I&T today: Given that distrust of AI is growing, especially among the general public, how do you think young scientists like you can bridge this gap and foster trust in AI technology? ?

rajaram: First, I think it’s important to see “AI” not as a monolith, but as a collection of various technologies, each with their own capabilities and risks. Given this, trust in AI technology increases as a deeper understanding of the mechanisms of model behavior allows us to establish performance guarantees and fully understand the potential failure modes of deployed models. I think it should increase significantly across the board. I think my duties as a young scientist are twofold. First, to undertake research that alleviates these concerns, and second, to communicate the results to the public to “fill the gap.” I believe that the only way to increase trust is to educate the public more about this technology and its complexities.
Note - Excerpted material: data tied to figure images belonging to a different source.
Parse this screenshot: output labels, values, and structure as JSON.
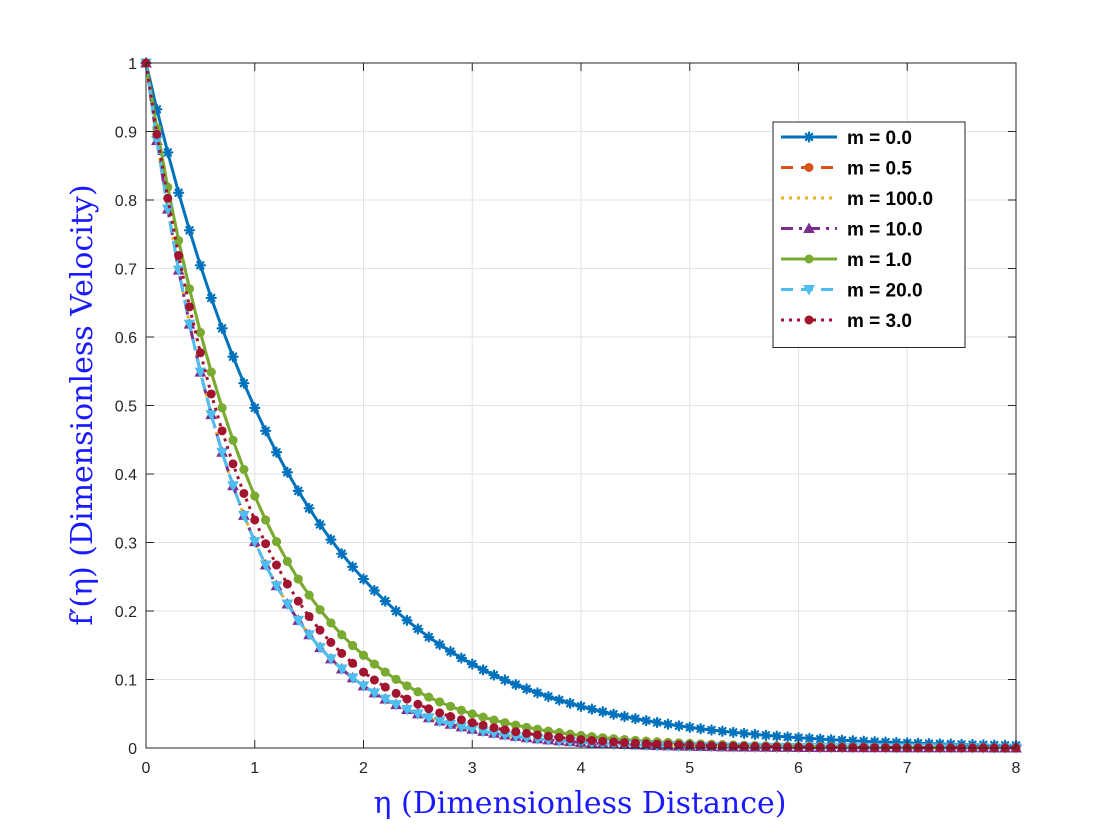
{
  "chart_data": {
    "type": "line",
    "title": "",
    "xlabel": "η (Dimensionless Distance)",
    "ylabel": "f′(η) (Dimensionless Velocity)",
    "xlim": [
      0,
      8
    ],
    "ylim": [
      0,
      1
    ],
    "xticks": [
      "0",
      "1",
      "2",
      "3",
      "4",
      "5",
      "6",
      "7",
      "8"
    ],
    "yticks": [
      "0",
      "0.1",
      "0.2",
      "0.3",
      "0.4",
      "0.5",
      "0.6",
      "0.7",
      "0.8",
      "0.9",
      "1"
    ],
    "grid": true,
    "legend_position": "top-right",
    "x_step": 0.1,
    "x_range": [
      0,
      8
    ],
    "series": [
      {
        "name": "m = 0.0",
        "decay_rate": 0.7,
        "initial_value": 1.0,
        "color": "#0072BD",
        "line_style": "solid",
        "marker": "asterisk"
      },
      {
        "name": "m = 0.5",
        "decay_rate": 1.0,
        "initial_value": 1.0,
        "color": "#D95319",
        "line_style": "dashed",
        "marker": "circle"
      },
      {
        "name": "m = 100.0",
        "decay_rate": 1.2,
        "initial_value": 1.0,
        "color": "#EDB120",
        "line_style": "dotted",
        "marker": "none"
      },
      {
        "name": "m = 10.0",
        "decay_rate": 1.2,
        "initial_value": 1.0,
        "color": "#7E2F8E",
        "line_style": "dashdot",
        "marker": "triangle-up"
      },
      {
        "name": "m = 1.0",
        "decay_rate": 1.0,
        "initial_value": 1.0,
        "color": "#77AC30",
        "line_style": "solid",
        "marker": "circle"
      },
      {
        "name": "m = 20.0",
        "decay_rate": 1.2,
        "initial_value": 1.0,
        "color": "#4DBEEE",
        "line_style": "dashed",
        "marker": "triangle-down"
      },
      {
        "name": "m = 3.0",
        "decay_rate": 1.1,
        "initial_value": 1.0,
        "color": "#A2142F",
        "line_style": "dotted",
        "marker": "circle"
      }
    ]
  }
}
I&T today: How do you plan to continue your research journey and pursue your interests in the field of AI and ethics?

rajaram: I plan to continue studying computer science and machine learning at MIT and continue my work in MIT CSAIL’s Torralba Lab building scalable systems that automatically interpret large models.

I&T today: Do you have any advice for other young scientists who want to make a positive impact through their research, especially in fields like AI and technology?

rajaram: I think my main advice is: First of all, please be brave! Research is difficult, especially when you’re working on really important problems. Second, I believe that the people you work with are just as important as the problems you are working on. I am extremely grateful to my research supervisor, Dr. Sarah Schwetman, for supporting me as a person and as a scientist throughout the process of this project. Finally, I think it’s important to understand the state of research across a wide range of subfields, especially in rapidly evolving fields such as AI. I believe that insight can come from anywhere and as long as you keep learning, you can do anything.